11 tips for handling a COVID-19 patient surge at your healthcare system

COVID-19 vaccine inoculations have started in most countries and while it looks like good progress, the fact is the virus is evolving in ways healthcare professionals and researchers are still wary of. While we are far from the days when there was a shortage of masks for healthcare workers, the fact is the world is still in the middle of a pandemic and it’s best to stay prepared. Here are some ways you can be well prepared in case of a COVID-19 patient surge at your organization.

  1. Protect your healthcare staff

    Your healthcare staff is your biggest support system and so it is imperative that they are protected. It is important to make sure they are vaccinated to ensure the health and safety of your healthcare system. If you have enough staff, then separate staff that cares for infected patients from staff that cares for non-infected patients.

  2. Prepare to prevent staffing crisis
    Being organized is to be prepared. Use and organize a reliable database and constantly update it for even the smallest of changes. Cross-training your staff is also a good way to ensure more people can be allocated in multiple areas in case of a surge. Surge models usually demand minimal staffing requirements and cross-training will greatly benefit your organization.

  3. Be cognizant of staff’s mental health
    Health care workers’ mental health has been gravely affected by the pandemic. Mask fatigue, working long hours in the pandemic, fear of infecting their family, the list of reasons for healthcare workers’ poor mental health is long. Supporting them is essential. According to a survey, almost half of health care workers have considered leaving their jobs because of the stress and anxiety they have been facing since the pandemic.

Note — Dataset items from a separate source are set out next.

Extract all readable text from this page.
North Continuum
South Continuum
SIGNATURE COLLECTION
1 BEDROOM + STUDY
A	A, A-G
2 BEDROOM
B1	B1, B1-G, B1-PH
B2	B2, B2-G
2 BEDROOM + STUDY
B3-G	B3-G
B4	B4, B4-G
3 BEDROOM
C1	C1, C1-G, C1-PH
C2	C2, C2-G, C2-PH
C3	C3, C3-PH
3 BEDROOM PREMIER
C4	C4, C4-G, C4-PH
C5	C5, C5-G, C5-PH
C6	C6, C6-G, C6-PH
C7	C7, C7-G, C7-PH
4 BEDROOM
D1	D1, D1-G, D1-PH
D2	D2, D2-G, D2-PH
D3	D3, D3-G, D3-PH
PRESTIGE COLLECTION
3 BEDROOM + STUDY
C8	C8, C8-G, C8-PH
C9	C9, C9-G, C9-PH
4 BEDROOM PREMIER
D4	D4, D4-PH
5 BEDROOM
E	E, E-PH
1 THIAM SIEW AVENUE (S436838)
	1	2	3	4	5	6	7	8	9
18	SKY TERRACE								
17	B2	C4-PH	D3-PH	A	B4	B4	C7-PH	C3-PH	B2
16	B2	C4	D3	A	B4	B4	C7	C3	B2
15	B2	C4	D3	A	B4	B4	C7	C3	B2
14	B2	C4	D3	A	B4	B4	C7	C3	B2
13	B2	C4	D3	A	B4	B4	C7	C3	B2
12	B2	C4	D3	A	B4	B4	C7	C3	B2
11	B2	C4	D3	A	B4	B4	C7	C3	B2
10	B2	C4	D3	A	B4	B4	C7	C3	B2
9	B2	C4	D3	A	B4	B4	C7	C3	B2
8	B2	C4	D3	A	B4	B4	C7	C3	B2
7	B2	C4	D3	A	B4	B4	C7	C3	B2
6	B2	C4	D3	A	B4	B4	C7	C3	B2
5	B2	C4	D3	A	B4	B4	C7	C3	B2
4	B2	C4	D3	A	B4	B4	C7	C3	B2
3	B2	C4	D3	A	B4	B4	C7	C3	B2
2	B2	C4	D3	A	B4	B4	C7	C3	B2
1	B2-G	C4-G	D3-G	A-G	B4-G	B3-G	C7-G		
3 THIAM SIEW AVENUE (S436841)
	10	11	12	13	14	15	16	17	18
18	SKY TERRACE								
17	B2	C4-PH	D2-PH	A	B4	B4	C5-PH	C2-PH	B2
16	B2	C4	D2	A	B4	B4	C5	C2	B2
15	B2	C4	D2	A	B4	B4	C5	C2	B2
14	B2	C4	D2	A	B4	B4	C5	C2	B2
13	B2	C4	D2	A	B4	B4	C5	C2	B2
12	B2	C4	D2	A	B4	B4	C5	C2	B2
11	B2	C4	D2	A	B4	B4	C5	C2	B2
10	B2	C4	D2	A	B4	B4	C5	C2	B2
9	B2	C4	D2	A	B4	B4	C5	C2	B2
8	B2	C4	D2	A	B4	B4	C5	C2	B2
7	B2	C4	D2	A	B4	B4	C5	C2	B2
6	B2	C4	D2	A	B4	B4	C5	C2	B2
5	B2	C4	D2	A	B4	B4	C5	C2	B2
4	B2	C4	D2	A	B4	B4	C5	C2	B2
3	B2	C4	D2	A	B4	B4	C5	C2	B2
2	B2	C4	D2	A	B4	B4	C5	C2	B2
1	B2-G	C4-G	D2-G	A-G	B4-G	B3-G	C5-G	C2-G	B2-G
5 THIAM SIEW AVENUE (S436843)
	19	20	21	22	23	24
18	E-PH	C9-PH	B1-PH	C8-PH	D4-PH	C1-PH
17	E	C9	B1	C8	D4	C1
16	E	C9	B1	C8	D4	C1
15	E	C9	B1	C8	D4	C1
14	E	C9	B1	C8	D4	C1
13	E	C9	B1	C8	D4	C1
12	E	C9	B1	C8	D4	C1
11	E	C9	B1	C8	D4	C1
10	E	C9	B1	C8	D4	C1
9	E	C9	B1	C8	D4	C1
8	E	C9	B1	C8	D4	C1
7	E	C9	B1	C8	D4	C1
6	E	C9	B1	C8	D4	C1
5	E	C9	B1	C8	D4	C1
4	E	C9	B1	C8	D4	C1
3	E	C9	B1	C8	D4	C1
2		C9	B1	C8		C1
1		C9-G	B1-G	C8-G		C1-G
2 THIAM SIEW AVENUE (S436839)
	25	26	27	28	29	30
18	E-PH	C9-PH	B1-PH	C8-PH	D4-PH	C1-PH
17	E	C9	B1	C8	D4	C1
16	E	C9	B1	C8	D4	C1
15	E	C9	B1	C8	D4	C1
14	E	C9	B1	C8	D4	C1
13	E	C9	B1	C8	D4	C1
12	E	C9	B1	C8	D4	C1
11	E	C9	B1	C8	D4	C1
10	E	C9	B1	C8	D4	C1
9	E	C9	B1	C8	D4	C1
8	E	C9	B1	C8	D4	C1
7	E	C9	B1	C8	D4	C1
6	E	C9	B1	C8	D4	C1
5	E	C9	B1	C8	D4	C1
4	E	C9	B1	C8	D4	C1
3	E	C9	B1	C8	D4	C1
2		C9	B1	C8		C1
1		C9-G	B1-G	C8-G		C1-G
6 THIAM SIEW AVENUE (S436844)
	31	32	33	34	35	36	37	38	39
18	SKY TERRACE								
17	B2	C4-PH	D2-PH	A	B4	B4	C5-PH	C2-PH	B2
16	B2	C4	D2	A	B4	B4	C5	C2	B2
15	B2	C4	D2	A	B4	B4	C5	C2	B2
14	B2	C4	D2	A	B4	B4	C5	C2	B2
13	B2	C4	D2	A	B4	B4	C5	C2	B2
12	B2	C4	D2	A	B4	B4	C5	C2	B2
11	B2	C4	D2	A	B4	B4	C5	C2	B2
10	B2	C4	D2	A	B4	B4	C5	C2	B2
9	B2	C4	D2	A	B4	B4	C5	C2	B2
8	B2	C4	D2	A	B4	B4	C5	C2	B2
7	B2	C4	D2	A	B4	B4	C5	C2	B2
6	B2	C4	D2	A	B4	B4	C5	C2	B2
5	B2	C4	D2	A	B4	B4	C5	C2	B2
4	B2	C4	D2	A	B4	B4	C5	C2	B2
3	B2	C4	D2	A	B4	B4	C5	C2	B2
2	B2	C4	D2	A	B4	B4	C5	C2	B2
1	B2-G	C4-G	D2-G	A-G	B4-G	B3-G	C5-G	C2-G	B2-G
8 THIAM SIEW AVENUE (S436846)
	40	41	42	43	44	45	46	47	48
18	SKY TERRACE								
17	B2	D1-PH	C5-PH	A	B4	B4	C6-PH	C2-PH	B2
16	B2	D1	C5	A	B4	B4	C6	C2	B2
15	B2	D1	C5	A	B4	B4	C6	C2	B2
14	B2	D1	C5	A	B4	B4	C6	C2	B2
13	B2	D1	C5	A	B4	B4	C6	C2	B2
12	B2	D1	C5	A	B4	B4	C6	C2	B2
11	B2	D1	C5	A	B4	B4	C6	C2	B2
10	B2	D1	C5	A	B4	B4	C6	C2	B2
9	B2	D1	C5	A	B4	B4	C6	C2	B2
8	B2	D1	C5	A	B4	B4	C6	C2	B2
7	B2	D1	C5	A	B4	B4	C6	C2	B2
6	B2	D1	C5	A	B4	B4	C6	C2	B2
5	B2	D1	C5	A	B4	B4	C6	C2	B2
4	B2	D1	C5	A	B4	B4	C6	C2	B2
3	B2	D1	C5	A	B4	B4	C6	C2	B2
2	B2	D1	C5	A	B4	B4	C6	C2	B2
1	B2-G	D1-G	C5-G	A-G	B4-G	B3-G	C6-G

  4. Have Strategies for supply chain issues
    Supply chains across the world have normalized since the beginning of the pandemic. But it’s best to be prepared and learn from the early days of the pandemic when healthcare workers were forced to reuse one-time use masks and were running short on PPE kits. Take stock of the available equipment, plan for how the equipment will be used in case of an emergency. Having a plan in hand makes things smoother for everyone.

  5. Prepare to open surge beds in non-traditional areas
    Identify areas that can be used to fill with beds for patients to receive care. In this case, you have to be prepared in multiple ways. Addressing patients’ concerns who believe they are receiving a lower level of care because of an unusual bed system, allocating equipment effectively. Have a plan ready with costs, optics and plans and procedures in place.

  6. Clear communication is key
    Streamline internal and external communication agreements. Such situations often lead to chaos and panic so it is important to emphasize the primary source for information in your organization. It might be apt to set social media protocol for your staff as well to prevent any information from being presented inaccurately.

  7. Mathematical modeling
    This study suggests mathematical modeling to prepare for surge capacity. This will include trying to predict a best, worse and most likely scenario to be prepared for every eventuality. The organization can also keep collecting data while going through a surge to be better prepared the next time and maybe be able to predict the next surge as well.

  8. Telehealth is your friend
    There has been a 154% increase in the use of telehealth services since February 2020. Organizations can sign up with telehealth support systems to reduce load, reduce the chance of infections and will help your organization cope better in case of a surge.

  9. Limit room entry for patients
    The most important thing to take care of in a surge is reducing the spread of infection within the centre. The first step to achieving this is by limiting the number of people accompanying a patient. In a crisis situation, a patient should come alone and not be allowed visitation to minimize exposure. They can interact with their loved ones through a digital device.

  10. Cancel non-essential procedures and visits
    Most hospitals were directed to stop non-essential surgeries as recent as last month. The reasoning behind this is simple; to ensure equipment, bed and staff availability for those infected with COVID-19. While some people are uncomfortable visiting hospitals, informing your current patients in advance that their procedures stand cancelled will also save you time.

  11. Make ethical decisions about who get health resources
    It is vital to think about the value of maximizing benefits. When there are limited resources, it is important to take ethical steps to decide their accessibility. Saving lives and more years of life is the general consensus among health care practitioners. In a pandemic, the most important thing is to maximize your benefits by saving as many lives as possible.